Cette guerre a laissé des traces sur ceux qui ont fait le choix de rester. Les chrétiens vivent comme la grande majorité de la population en dessous le seuil de pauvreté, avec moins de 20 euros par mois. Ils manquent principalement d’eau, de médicaments et de nourriture. "En dépit de quelques ONG chrétiennes et de leurs Églises respectives", ces communautés se sont senties abandonnées, au vu du peu d’aide humanitaire, apportée par les institutions internationales, dont elles ont bénéficié pour panser leurs plaies.
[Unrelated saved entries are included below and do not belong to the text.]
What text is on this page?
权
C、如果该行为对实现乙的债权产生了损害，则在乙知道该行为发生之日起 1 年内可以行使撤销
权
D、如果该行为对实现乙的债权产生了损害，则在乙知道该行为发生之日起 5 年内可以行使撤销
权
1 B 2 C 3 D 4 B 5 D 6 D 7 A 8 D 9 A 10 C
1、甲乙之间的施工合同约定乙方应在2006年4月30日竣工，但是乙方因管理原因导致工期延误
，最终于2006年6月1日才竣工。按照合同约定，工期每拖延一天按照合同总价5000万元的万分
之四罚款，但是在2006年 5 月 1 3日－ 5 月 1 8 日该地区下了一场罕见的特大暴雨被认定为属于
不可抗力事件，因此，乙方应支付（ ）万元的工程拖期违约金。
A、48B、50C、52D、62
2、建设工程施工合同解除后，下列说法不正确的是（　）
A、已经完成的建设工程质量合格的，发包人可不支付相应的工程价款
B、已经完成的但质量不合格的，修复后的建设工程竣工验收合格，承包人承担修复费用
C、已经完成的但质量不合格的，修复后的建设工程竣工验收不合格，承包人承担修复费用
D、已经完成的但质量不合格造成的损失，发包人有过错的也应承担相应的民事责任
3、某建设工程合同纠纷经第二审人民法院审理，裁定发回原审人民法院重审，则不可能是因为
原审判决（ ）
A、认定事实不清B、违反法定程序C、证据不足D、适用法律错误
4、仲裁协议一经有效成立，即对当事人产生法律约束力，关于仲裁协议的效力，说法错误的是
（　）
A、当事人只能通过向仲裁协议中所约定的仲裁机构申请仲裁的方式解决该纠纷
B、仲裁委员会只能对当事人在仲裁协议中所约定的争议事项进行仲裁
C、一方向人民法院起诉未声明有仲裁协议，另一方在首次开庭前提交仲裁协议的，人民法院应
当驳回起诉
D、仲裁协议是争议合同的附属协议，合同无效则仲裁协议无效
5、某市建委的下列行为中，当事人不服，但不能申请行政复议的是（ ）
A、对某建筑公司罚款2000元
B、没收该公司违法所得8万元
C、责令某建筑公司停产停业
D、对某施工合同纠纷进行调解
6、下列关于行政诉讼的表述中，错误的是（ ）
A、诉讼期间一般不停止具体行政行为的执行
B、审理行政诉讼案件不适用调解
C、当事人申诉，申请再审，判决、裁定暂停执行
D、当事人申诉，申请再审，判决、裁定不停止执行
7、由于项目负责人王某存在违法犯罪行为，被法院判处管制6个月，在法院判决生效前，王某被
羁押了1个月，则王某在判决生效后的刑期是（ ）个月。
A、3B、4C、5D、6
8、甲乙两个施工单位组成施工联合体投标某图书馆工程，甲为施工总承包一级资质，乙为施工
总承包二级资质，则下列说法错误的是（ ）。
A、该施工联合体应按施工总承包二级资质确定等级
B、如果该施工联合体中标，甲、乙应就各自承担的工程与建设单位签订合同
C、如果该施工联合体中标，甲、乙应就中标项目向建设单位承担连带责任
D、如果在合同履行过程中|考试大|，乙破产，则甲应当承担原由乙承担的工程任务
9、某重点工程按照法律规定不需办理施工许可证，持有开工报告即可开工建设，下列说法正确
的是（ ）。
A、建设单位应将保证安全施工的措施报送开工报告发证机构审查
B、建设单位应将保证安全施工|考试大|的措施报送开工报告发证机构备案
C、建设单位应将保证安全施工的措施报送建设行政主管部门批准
Bien qu’il soit difficile d’établir des statistiques dans ce pays meurtris par près de quinze ans de guerre, les chrétiens seraient encore environ 300 000 en Syrie. À Alep par exemple, qui comptait 200 000 chrétiens avant la guerre, seuls 25 000 ont su se maintenir dans cette ville d’importance. Un autre événement dramatique a joué un rôle capital dans ce recul des communautés chrétiennes : le tremblement de terre de 2023, qui avait fait au moins 6 000 morts, provoqué le départ de 400 000 familles et nécessité une aide d’urgence à plus de 8 millions de personnes.
Des "artisans de paix"
Malgré tout, cette étude se veut optimiste et rappelle d’emblée les lieux où les chrétiens sont particulièrement attendus, encore aujourd’hui. Dans le domaine de la Santé, ils ont construit des dispensaires, des hôpitaux et des centres de soins primaires. Ils s’investissent dans l’éducation, avec la création d’écoles et de centre d’alphabétisation et sont très présents dans le domaine associatif : orphelinats, foyers, centres pour personnes en situation de handicap, œuvres caritatives, sont les réalisations des communautés chrétiennes locales. Surtout, ces institutions et ces réalisations "viennent en aide à tous". Les chrétiens sont aussi "nombreux à agir collectivement pour rétablir la confiance entre les communautés, souvent divisés", "créant des espaces de dialogue et de médiation, où chacun peut être entendu, renforçant ainsi le tissu social et ouvrant la voie à une coexistence pacifique et à une stabilité pour le pays, et a fortiori pour la région", insiste le rapport. Ils agissent "comme des artisans de paix", partout où ils peuvent se rendre utiles.
En conclusion de ce rapport, l’Œuvre d’Orient préconise une série de mesures d’urgence pour garantir la pérennité de ces communautés chrétiennes, nécessaires à la reconstruction de la Syrie. En premier lieu, "instaurer rapidement des mécanismes pour soutenir une réconciliation et une justice adaptée pour tous les Syriens". Également de "mettre en place des mécanismes internationaux et de financement pour assurer une reconstruction inclusive". Et enfin, "que la communauté internationale se mobilise durablement afin de promouvoir la diversité ethnique et religieuse en Syrie". "Nous n’avons pas à nous effacer, insistait Mgr Youlian Jacques Mourad, archevêque syro-catholique de Homs, auprès de l’AED. Nous sommes les seuls à pouvoir discuter avec toutes les communautés. Nous faisons partie du pays et de son histoire."